While the refuseniks are remembered for their attempts to emigrate from the Soviet Union, Be a Refusenik focuses on their domestic dissident activity, especially their underground actions to strengthen Jewish identity, spread Jewish education, teach Hebrew and learn about Israel and Zionism. They were “crowdsourcing Jewish knowledge” when the Soviet party line was that “Zionism is racism, is Nazism,” Tabarovsky recounted.
Part of the strategy Tabarovsky suggests for young Jews on campus is modeled after “an inner journey the refuseniks took” in strengthening their Jewish identity.
“Some refuseniks told me this is how they viewed it,” Tabarovsky said, “the system refused to allow them something they wanted, but before that, they refused [to accept] something about the system itself.

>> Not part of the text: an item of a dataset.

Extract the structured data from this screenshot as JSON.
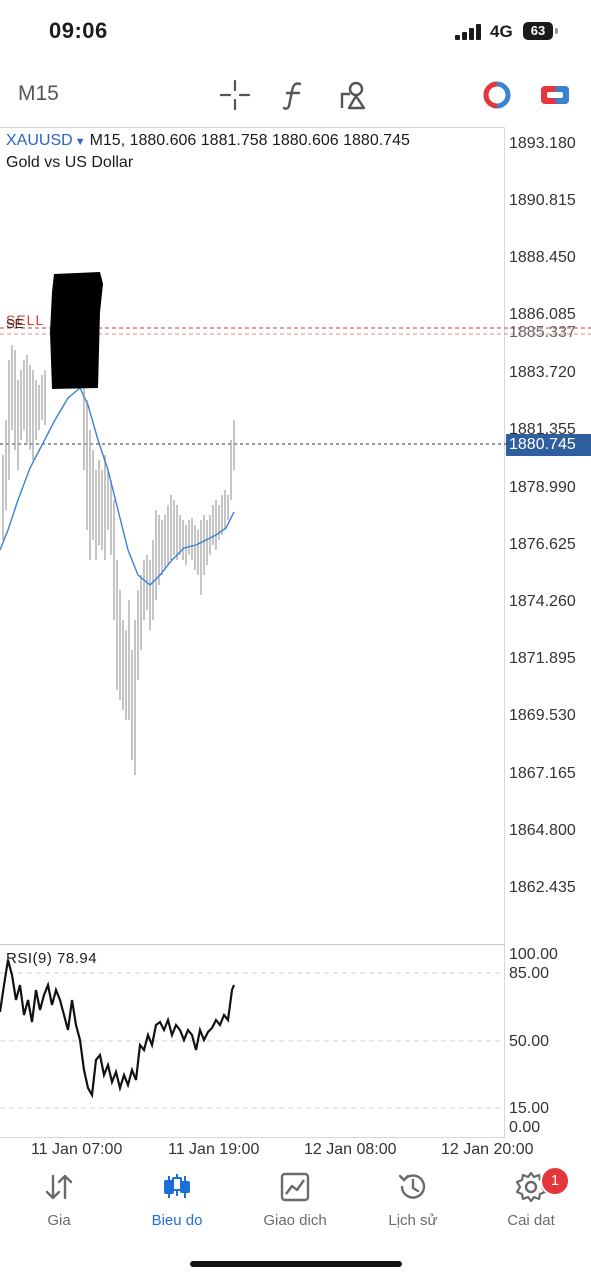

They refused [to accept] the antisemitism that the system demanded from them, that they erase their Jewish identity, that they give up their sense of peoplehood. … The refuseniks said ‘we don’t buy it; we refuse [to accept] this version of reality. We believe something different.’”

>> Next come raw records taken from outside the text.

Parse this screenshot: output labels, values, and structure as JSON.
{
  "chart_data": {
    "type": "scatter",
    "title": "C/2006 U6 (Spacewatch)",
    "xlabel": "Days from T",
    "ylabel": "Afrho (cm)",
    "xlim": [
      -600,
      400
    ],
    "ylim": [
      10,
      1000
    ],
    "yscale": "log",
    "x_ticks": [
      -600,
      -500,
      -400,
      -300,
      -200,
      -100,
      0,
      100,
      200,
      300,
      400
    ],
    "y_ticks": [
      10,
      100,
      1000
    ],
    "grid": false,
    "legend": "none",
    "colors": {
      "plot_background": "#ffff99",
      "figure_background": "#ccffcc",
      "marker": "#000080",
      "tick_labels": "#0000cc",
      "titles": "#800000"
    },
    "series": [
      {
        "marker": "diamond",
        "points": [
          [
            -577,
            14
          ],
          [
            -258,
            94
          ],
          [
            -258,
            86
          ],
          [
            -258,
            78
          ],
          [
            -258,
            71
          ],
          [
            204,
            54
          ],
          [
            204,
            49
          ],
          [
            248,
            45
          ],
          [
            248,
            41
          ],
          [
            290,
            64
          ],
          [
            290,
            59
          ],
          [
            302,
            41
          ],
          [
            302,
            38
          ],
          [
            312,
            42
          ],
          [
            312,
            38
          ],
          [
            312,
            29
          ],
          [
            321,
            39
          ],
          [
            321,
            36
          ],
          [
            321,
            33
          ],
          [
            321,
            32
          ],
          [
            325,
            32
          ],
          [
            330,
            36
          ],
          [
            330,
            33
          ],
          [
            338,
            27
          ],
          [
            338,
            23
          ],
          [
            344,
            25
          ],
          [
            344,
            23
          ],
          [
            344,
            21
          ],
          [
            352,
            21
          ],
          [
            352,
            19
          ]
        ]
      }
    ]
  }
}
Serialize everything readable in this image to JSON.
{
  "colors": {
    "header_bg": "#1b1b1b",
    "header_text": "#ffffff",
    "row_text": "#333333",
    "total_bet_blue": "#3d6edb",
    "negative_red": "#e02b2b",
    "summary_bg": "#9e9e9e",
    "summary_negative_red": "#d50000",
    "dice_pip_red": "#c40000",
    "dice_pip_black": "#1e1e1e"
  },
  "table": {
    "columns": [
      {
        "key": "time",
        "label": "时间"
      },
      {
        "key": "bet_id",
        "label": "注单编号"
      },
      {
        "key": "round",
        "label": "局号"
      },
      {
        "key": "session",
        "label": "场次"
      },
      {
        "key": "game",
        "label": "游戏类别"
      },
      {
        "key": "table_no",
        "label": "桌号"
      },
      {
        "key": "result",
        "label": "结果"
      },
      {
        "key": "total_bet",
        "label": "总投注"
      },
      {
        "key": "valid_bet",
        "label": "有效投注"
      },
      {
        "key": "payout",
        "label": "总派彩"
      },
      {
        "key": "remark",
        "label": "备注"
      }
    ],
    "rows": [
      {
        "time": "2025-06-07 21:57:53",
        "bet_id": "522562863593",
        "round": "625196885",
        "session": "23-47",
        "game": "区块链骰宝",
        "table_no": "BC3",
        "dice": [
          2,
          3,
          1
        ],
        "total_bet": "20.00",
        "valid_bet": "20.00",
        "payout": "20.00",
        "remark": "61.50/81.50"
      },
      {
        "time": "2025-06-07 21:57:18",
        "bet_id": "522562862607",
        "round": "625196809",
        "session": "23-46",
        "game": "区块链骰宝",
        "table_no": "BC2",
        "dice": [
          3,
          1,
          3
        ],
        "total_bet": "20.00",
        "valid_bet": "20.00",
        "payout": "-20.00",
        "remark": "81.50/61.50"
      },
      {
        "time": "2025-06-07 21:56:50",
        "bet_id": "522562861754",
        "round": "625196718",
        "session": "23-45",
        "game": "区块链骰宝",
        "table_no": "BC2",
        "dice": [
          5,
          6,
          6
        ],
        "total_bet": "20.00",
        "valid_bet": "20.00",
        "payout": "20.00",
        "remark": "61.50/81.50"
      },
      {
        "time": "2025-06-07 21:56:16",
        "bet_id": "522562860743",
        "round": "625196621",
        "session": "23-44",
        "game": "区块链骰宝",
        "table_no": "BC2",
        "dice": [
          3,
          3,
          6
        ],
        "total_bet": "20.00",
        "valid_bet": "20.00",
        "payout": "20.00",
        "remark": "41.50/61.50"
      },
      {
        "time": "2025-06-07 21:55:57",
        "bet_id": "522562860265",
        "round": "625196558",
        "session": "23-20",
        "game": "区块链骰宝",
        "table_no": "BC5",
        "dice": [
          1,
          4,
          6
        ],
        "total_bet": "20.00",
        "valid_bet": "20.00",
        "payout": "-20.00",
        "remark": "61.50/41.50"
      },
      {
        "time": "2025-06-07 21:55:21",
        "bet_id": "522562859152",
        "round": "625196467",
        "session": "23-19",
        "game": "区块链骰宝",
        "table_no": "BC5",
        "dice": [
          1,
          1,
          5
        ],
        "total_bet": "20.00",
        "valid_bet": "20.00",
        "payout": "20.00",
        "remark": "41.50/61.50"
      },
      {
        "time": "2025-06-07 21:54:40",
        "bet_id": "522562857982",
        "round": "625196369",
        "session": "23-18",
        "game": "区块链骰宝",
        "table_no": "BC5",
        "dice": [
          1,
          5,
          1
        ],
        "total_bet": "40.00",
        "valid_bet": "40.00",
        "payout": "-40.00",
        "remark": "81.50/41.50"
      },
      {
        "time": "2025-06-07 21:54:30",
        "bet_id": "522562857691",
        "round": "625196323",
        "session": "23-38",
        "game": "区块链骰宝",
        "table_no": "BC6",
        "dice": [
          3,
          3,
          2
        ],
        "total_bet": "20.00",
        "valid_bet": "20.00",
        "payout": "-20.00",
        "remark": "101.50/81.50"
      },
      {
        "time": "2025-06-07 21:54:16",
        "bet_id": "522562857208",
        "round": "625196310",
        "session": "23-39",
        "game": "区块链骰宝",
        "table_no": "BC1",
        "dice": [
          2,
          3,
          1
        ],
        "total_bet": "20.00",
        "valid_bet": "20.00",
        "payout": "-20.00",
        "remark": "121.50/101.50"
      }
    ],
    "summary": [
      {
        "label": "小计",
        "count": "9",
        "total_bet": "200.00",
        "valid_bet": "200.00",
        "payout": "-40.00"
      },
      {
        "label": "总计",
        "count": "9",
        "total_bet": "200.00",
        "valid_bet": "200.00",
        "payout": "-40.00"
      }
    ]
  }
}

Tabarovsky noted that in her speaking engagement with young American Jews, she realized that many are unfamiliar with the refuseniks, and when she would ask for examples of Jewish heroes, they would usually mention the Warsaw Ghetto Uprising or the Maccabees.

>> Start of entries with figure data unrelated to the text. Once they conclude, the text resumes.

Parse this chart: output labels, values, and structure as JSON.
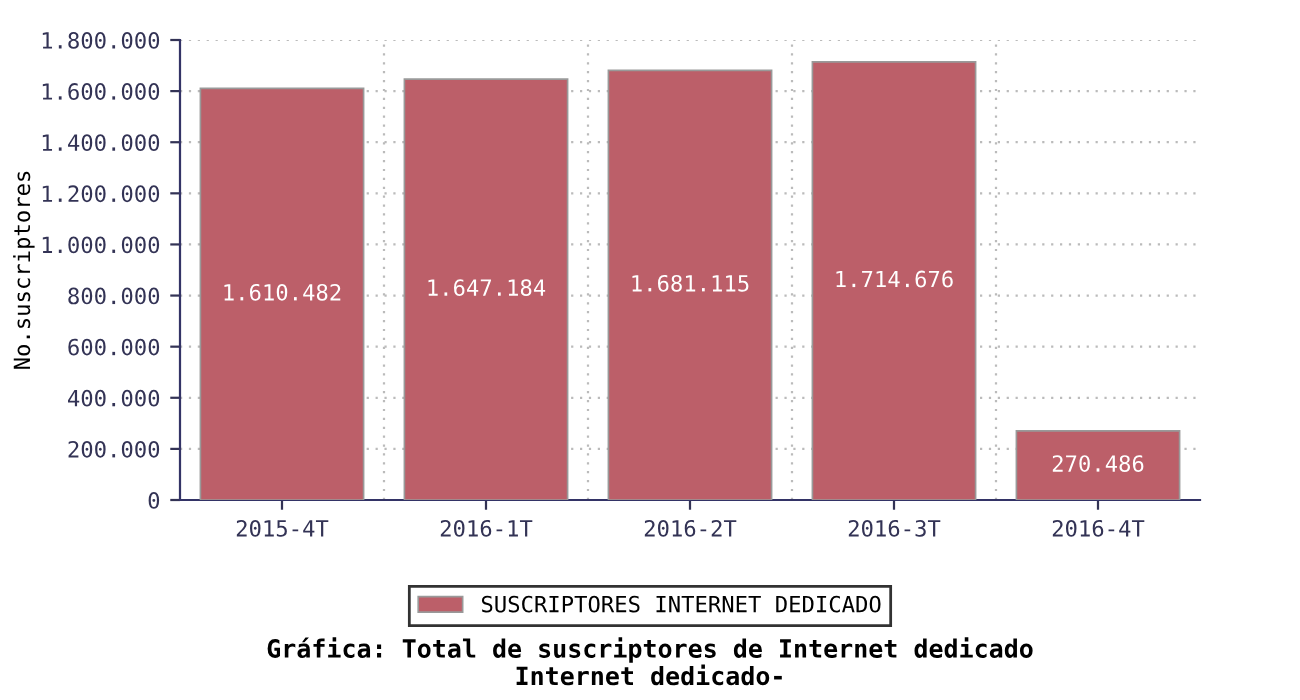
{
  "chart_data": {
    "type": "bar",
    "title": "Gráfica: Total de suscriptores de Internet dedicado",
    "subtitle": "Internet dedicado-",
    "ylabel": "No.suscriptores",
    "categories": [
      "2015-4T",
      "2016-1T",
      "2016-2T",
      "2016-3T",
      "2016-4T"
    ],
    "series": [
      {
        "name": "SUSCRIPTORES INTERNET DEDICADO",
        "color": "#bc5f69",
        "values": [
          1610482,
          1647184,
          1681115,
          1714676,
          270486
        ],
        "value_labels": [
          "1.610.482",
          "1.647.184",
          "1.681.115",
          "1.714.676",
          "270.486"
        ]
      }
    ],
    "ylim": [
      0,
      1800000
    ],
    "yticks": [
      0,
      {
        "value": 200000,
        "label": "200.000"
      },
      {
        "value": 400000,
        "label": "400.000"
      },
      {
        "value": 600000,
        "label": "600.000"
      },
      {
        "value": 800000,
        "label": "800.000"
      },
      {
        "value": 1000000,
        "label": "1.000.000"
      },
      {
        "value": 1200000,
        "label": "1.200.000"
      },
      {
        "value": 1400000,
        "label": "1.400.000"
      },
      {
        "value": 1600000,
        "label": "1.600.000"
      },
      {
        "value": 1800000,
        "label": "1.800.000"
      }
    ],
    "grid": true,
    "legend": "bottom"
  }
}
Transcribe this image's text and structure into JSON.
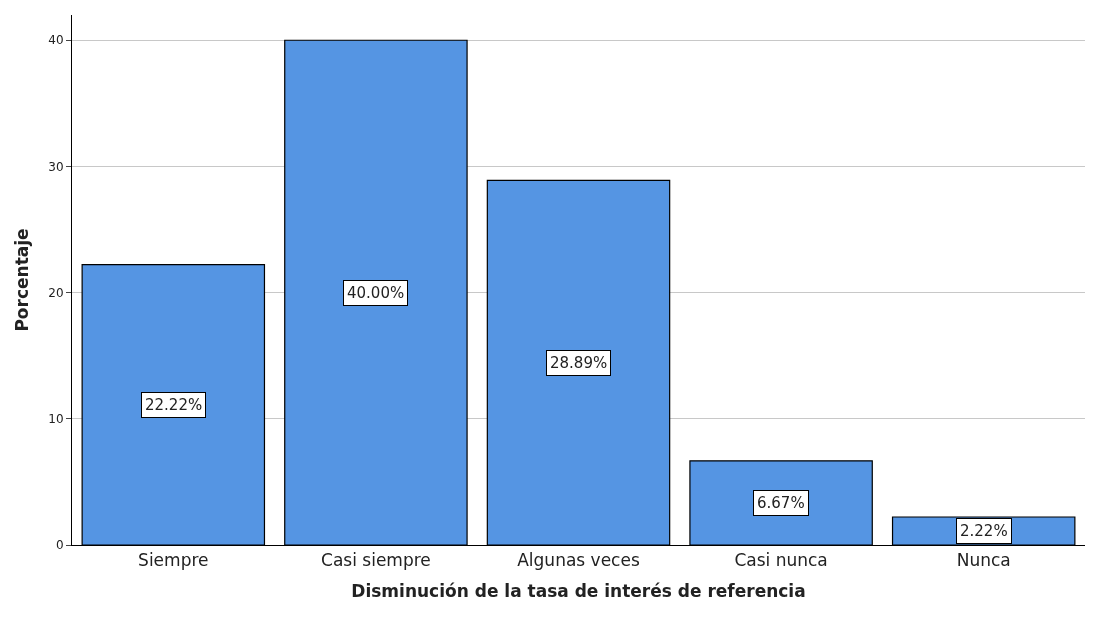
{
  "chart_data": {
    "type": "bar",
    "xlabel": "Disminución de la tasa de interés de referencia",
    "ylabel": "Porcentaje",
    "categories": [
      "Siempre",
      "Casi siempre",
      "Algunas veces",
      "Casi nunca",
      "Nunca"
    ],
    "values": [
      22.22,
      40.0,
      28.89,
      6.67,
      2.22
    ],
    "value_labels": [
      "22.22%",
      "40.00%",
      "28.89%",
      "6.67%",
      "2.22%"
    ],
    "color": "#5595e3",
    "ylim": [
      0,
      42
    ],
    "yticks": [
      0,
      10,
      20,
      30,
      40
    ],
    "grid": "y"
  }
}
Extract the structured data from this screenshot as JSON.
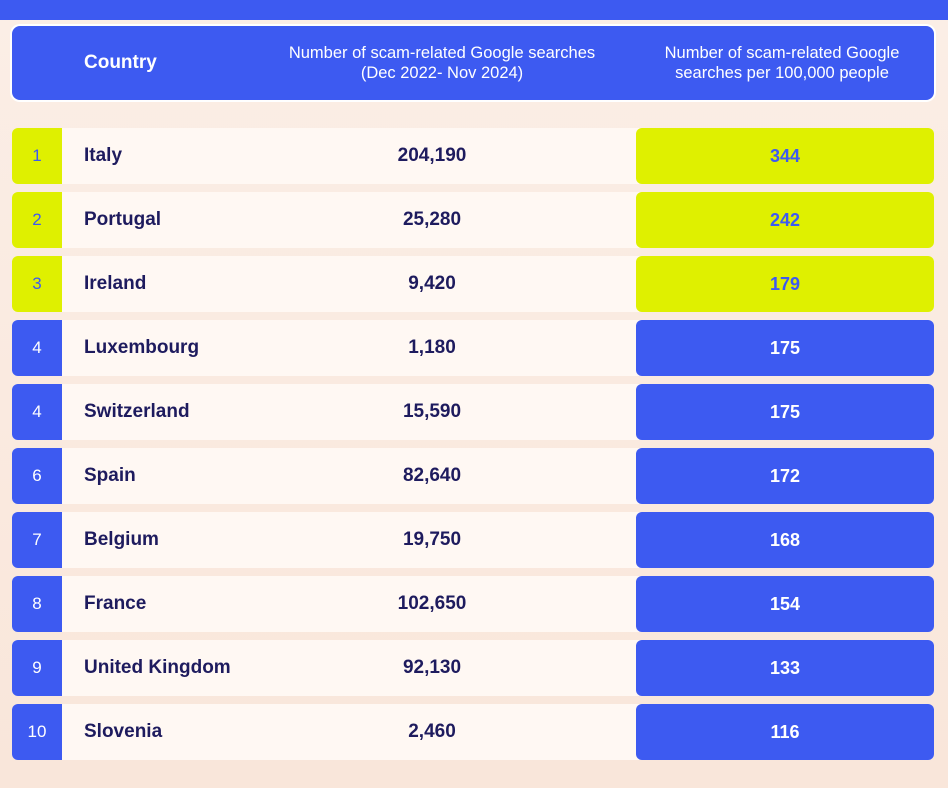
{
  "colors": {
    "blue": "#3d5af1",
    "lime": "#dff000",
    "row_bg": "#fff8f3",
    "dark_text": "#1e1b5e"
  },
  "header": {
    "country": "Country",
    "searches": "Number of scam-related Google searches (Dec 2022- Nov 2024)",
    "per_100k": "Number of scam-related Google searches per 100,000 people"
  },
  "chart_data": {
    "type": "table",
    "columns": [
      "",
      "Country",
      "Number of scam-related Google searches (Dec 2022- Nov 2024)",
      "Number of scam-related Google searches per 100,000 people"
    ],
    "rows": [
      {
        "rank": "1",
        "country": "Italy",
        "searches": "204,190",
        "per_100k": "344",
        "highlight": true
      },
      {
        "rank": "2",
        "country": "Portugal",
        "searches": "25,280",
        "per_100k": "242",
        "highlight": true
      },
      {
        "rank": "3",
        "country": "Ireland",
        "searches": "9,420",
        "per_100k": "179",
        "highlight": true
      },
      {
        "rank": "4",
        "country": "Luxembourg",
        "searches": "1,180",
        "per_100k": "175",
        "highlight": false
      },
      {
        "rank": "4",
        "country": "Switzerland",
        "searches": "15,590",
        "per_100k": "175",
        "highlight": false
      },
      {
        "rank": "6",
        "country": "Spain",
        "searches": "82,640",
        "per_100k": "172",
        "highlight": false
      },
      {
        "rank": "7",
        "country": "Belgium",
        "searches": "19,750",
        "per_100k": "168",
        "highlight": false
      },
      {
        "rank": "8",
        "country": "France",
        "searches": "102,650",
        "per_100k": "154",
        "highlight": false
      },
      {
        "rank": "9",
        "country": "United Kingdom",
        "searches": "92,130",
        "per_100k": "133",
        "highlight": false
      },
      {
        "rank": "10",
        "country": "Slovenia",
        "searches": "2,460",
        "per_100k": "116",
        "highlight": false
      }
    ]
  }
}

“[Refuseniks] are a real example of Jewish courage and defiance. … They found each other and created a different reality. They wrote their own Jewish story and recreated the Jewish identity that had been taken away from them. … They are the role models we need,” she said.

Izabella Tabarovsky speaking at a Be a Refusenik book talk in Needham, MA, organized by Jewish Alumni Strong and Association of Jewish Princeton Alumni. (Yelya Margolin)
Tabarovsky said that American Jews need to rebalance the narratives of Jewish victimhood and heroism, because victimhood has become too dominant.
“You read the horrible things refuseniks went through, but none of them talked about themselves as victims,” she said. “They felt like protagonists in their own story. They took responsibility; they took risks consciously. We need to think of ourselves in these terms, as well.”
Tabarovsky said she heard from many students who were told by large Jewish organizations to keep their heads down and try not to provoke or attract attention, or engage, and applauded those who did not take that advice.
To Jewish students, Tabarovsky suggests: “Reclaim your Zionism.”
“Build a community. Find other people like you. Re-empower yourself and think about your situation strategically,” she said. “The Jewish community has been improvising responses on the fly, while the other side is in the driver’s seat, creating all these propagandistic narratives. … We need to think strategically about how we need to organize ourselves.”
Once that happens, Tabarovsky said she is confident that Jewish students “will know how to act.” One example she cited was Lishi Baker, a rising senior at Columbia studying Middle East history, who she said saw American flags being defaced during anti-Israel protests at Columbia University and organized a counter-protest with American, not Israeli flags, to show that the protests are not only anti-Israel, but anti-American.
Tabarovsky called on students “to be more creative in the way they protest. The other side is doing all kinds of things to attract the media. The Soviet Jewry movement was so creative and knew how to attract attention.”